The common practice of “scraping” a website’s publicly available data has come under legal attack. A landmark court decision (HiQ Labs v. LinkedIn) recently concluded that scraping is lawful, but LinkedIn stated that “the case is far from over.”
As someone who has personally relied on scraping in my academic research and in the companies I’ve founded, I want to speak up in favor of the court’s decision and invite you to join the discussion.
Web scraping is the process of extracting data from websites. Web search engines “crawl” the web moving from one website to another scraping websites to retrieve and index their contents. The contents can be created material (text, images, or video), which are often subject to copyright, or it may consist of facts (e.g., the price of a product or the author list of an article) which cannot be copyrighted.
In this post, I focus on the practice of scraping facts, which often benefits the “information have-nots” at the cost of major corporations such as LinkedIn, Amazon, and others that collect and aggregate data.
Consider the case of comparison shopping, which enables people to easily compare different prices for the same product across multiple vendors.
In 1996, I co-founded Netbot — the first company to offer online comparison shopping to consumers. In later startups, my colleagues and I extended the idea to airfares (at Farecast), electronics products (at Decide.com), and more. We helped consumers get the best price, figure out when is the best time to buy a product, and busted myths around the value of Black Friday discounts, helping to level the playing field for consumers.
All of these startups (and many others) rely intrinsically on web scraping to obtain key product and price information. Thus, scraping is a boon to consumers who can compare product prices side by side, which also incentivizes more expensive vendors to offer more competitive prices.
Web scraping is also good for research. For example, in their Nature paper, Nicholas J. DeVito, Georgia C. Richards, and Peter Inglesby explain how they rely on scraping to analyze coroners’ reports to prevent future deaths.
At the Allen Institute for AI (AI2), one of our flagship projects, Semantic Scholar, is built on the ability to scrape for information about academic papers.
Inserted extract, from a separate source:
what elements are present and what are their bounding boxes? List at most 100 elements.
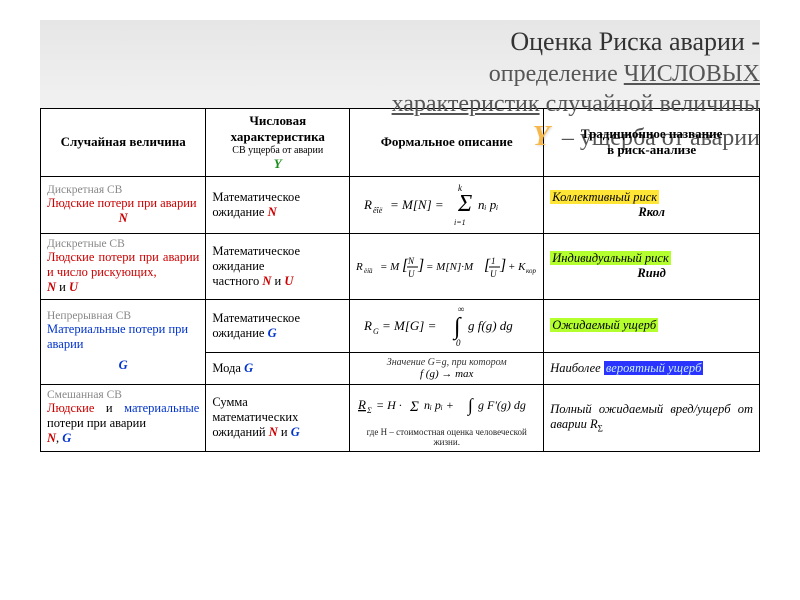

Created on the hypothesis that the cure for cancers may live buried within millions of research papers, we set out to develop a dynamic repository of academic content to help researchers stay up-to-date with scientific literature.
Scraping also promotes transparency and accountability. Scraping democratizes data that can be used for myriad analyses. Journalists, for example, have used scraping as a tool in groundbreaking investigations including adoption scandals, surveillance networks, and illegal gun sales.
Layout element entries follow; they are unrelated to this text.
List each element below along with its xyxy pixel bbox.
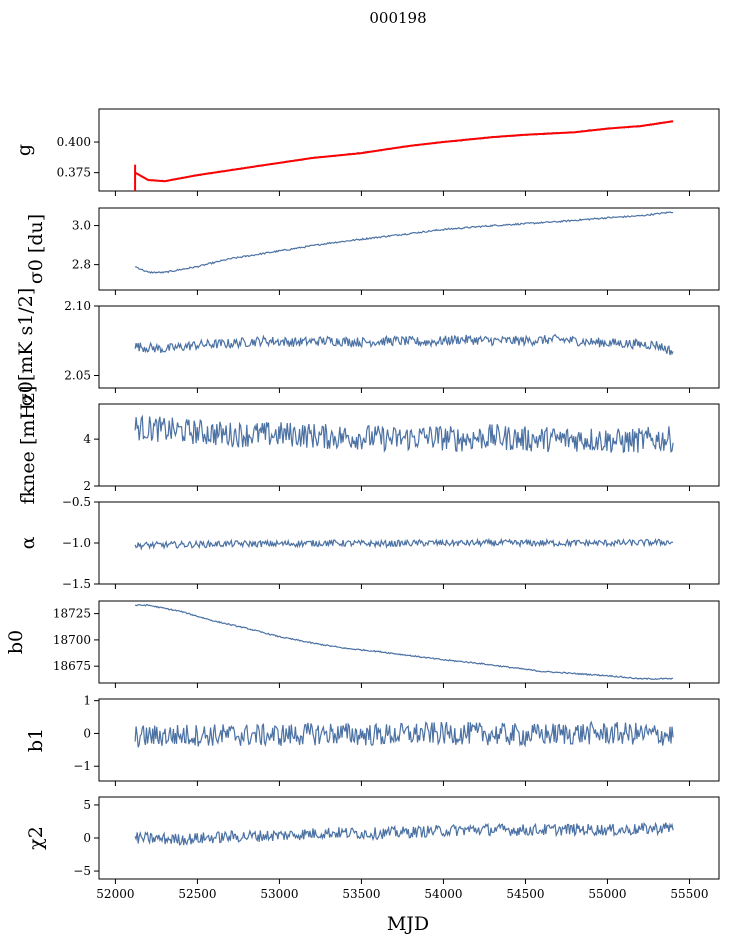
y-axis-label: b0: [5, 630, 27, 654]
y-tick-label: −0.5: [62, 495, 91, 509]
series-line: [134, 211, 674, 274]
plot-frame: [98, 108, 720, 192]
series-line: [134, 333, 674, 356]
x-tick-label: 54000: [424, 887, 462, 901]
y-tick-label: 18725: [53, 607, 91, 621]
x-tick-label: 55000: [588, 887, 626, 901]
y-tick-label: −1: [73, 759, 91, 773]
y-axis-label: σ0 [du]: [25, 214, 47, 284]
y-tick-label: 2.10: [64, 299, 91, 313]
series-line: [134, 537, 674, 551]
y-axis-label: α: [17, 536, 39, 549]
series-line: [134, 603, 674, 681]
x-tick-label: 54500: [506, 887, 544, 901]
figure-title: 000198: [369, 9, 426, 27]
y-tick-label: 2.8: [72, 258, 91, 272]
y-tick-label: −5: [73, 864, 91, 878]
x-tick-label: 55500: [670, 887, 708, 901]
plot-frame: [98, 698, 720, 782]
x-axis-label: MJD: [387, 913, 429, 935]
y-axis-label: b1: [25, 728, 47, 752]
plot-frame: [98, 207, 720, 291]
y-axis-label: g: [13, 144, 35, 156]
y-tick-label: 2: [83, 479, 91, 493]
y-tick-label: 2.05: [64, 368, 91, 382]
x-tick-label: 52500: [178, 887, 216, 901]
plot-frame: [98, 403, 720, 487]
y-axis-label: χ2: [25, 826, 47, 850]
y-tick-label: 1: [83, 694, 91, 708]
y-tick-label: 0: [83, 726, 91, 740]
y-tick-label: −1.0: [62, 536, 91, 550]
x-tick-label: 53500: [342, 887, 380, 901]
y-axis-label: σ0[mK s1/2]: [15, 288, 37, 406]
plot-frame: [98, 305, 720, 389]
series-line: [134, 821, 674, 846]
series-line: [134, 414, 674, 454]
y-axis-label: fknee [mHz]: [17, 386, 39, 505]
x-tick-label: 52000: [96, 887, 134, 901]
y-tick-label: −1.5: [62, 577, 91, 591]
y-tick-label: 18700: [53, 633, 91, 647]
y-tick-label: 3.0: [72, 219, 91, 233]
fit-line: [134, 120, 674, 183]
y-tick-label: 0.375: [57, 166, 91, 180]
y-tick-label: 4: [83, 432, 91, 446]
y-tick-label: 18675: [53, 659, 91, 673]
y-tick-label: 0.400: [57, 135, 91, 149]
y-tick-label: 0: [83, 831, 91, 845]
plot-frame: [98, 600, 720, 684]
x-tick-label: 53000: [260, 887, 298, 901]
y-tick-label: 5: [83, 798, 91, 812]
series-line: [134, 720, 674, 748]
Today, we often engage with websites that rely on scraping, most notably Google. Which is why the HiQ Labs v. LinkedIn decision is so important.
LinkedIn claims HiQ’s accessing of member data threatens its member’s privacy, but this is merely a fig leaf; what it really boils down to is data, access, and profit.
The Ninth Circuit Court’s opinion concludes that “LinkedIn’s own actions undercut its argument that users have an expectation of privacy in public profiles. LinkedIn’s ‘Recruiter’ product enables recruiters to ‘follow’ prospects, get ‘alert[ed] when prospects make changes to their profiles,’ and ‘use those [alerts] as signals to reach out at just the right moment,’ without the prospect’s knowledge…”
It goes on to say that “LinkedIn has explored ways to capitalize on the vast amounts of data contained in LinkedIn profiles by marketing new products. In June 2017, LinkedIn’s Chief Executive Officer (“CEO”), Jeff Weiner, appearing on CBS, explained that LinkedIn hoped to ‘leverage all this extraordinary data we’ve been able to collect by virtue of having 500 million people join the site.’”
Despite agreeing with the court’s ruling in this case, I do have concerns about certain use cases for scraped data. For example, HiQ Labs claims to “provide a crystal ball that helps … determine skills gaps or turnover risks months ahead of time…” The company’s Keeper product, for example, analyzes attrition risk.
It’s not a huge leap to see the potential for bias to creep into its analysis and disproportionately affect specific groups. We’ve already seen this play out in recidivism predictions, hiring decisions, financial decisions, and many other ways.
Data is a key currency in our society and scraping provides access to that currency universally. It’s up to us to decide how it is used.
Not everyone is in favor of web scraping, often citing privacy as the main reason against it. There is some validity to this concern.
This is not an insignificant challenge, but the data was publicly available at the time of scraping, and the pros outweigh the cons for considering web scraping as a practice.
Overall, the benefits of scraping for research, for commercial competition, and for the public outweigh its costs. The courts should affirm their support for this common practice and defend it from legal challenges.